A quoi tient donc cette idée fort répandue d’une incompatibilité fondamentale entre chimie et nature ? Probablement à une représentation héritée de temps anciens mêlant savants fous et vapeurs nauséabondes…
Pourtant, l’accroissement de la population mets aujourd’hui le doigt là où cela fait mal : l’activité humaine menace la nature, sa qualité, sa santé, ses ressources. Comment contrôler cette situation ?
Il s’agit d’abord de comprendre l’état des milieux naturels, leurs évolutions sous l’effet de l’activité humaine, les conséquences de ces évolutions et le moyen de les contrôler. Il convient, ensuite, d’enrayer les dégradations en agissant sur ces milieux si complexes. Mais aussi d’admettre que l’homme vit de la nature et en dépend. C’est précisément cet ensemble de démarches que la chimie accompagne. Bien plus encore, elle s’inspire des mécanismes de la nature si incroyablement ingénieux pour inventer matériaux et médicaments ; elle recycle les éléments métalliques que notre technologie aurait vite fait de gaspiller et regarde la matière végétale comme capable de se substituer progressivement au pétrole ; elle analyse la façon dont la nature capte et utilise l’énergie du soleil et se prépare à s’en inspirer…
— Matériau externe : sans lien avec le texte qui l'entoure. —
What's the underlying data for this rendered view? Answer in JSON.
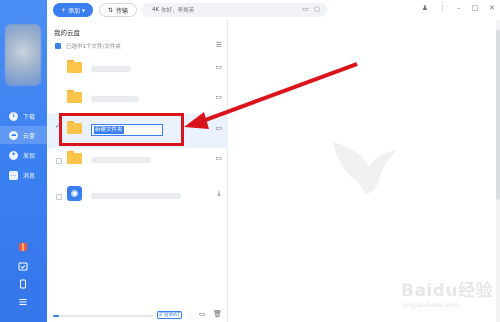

Et pourtant, la chimie reste le parent pauvre de nos attentions. Nous sommes des êtres irrationnels accrochés à nos images, nous lui préférons celle du bio, de la tradition. Cette représentation est comparable à celle qui frappe l’agroalimentaire, malgré l’extrême pression réglementaire destinée à garantir une production irréprochable. Même image et mêmes enjeux : peut-on nourrir huit milliards d’individus de manière artisanale, en quoi une production artisanale serait-elle plus saine à cette échelle ? L’industrie manufacturière peut produire des appareils périssables et des automobiles équipées d’un tas de gadgets qui n’ont aucun rapport avec la sécurité… Chacun son image.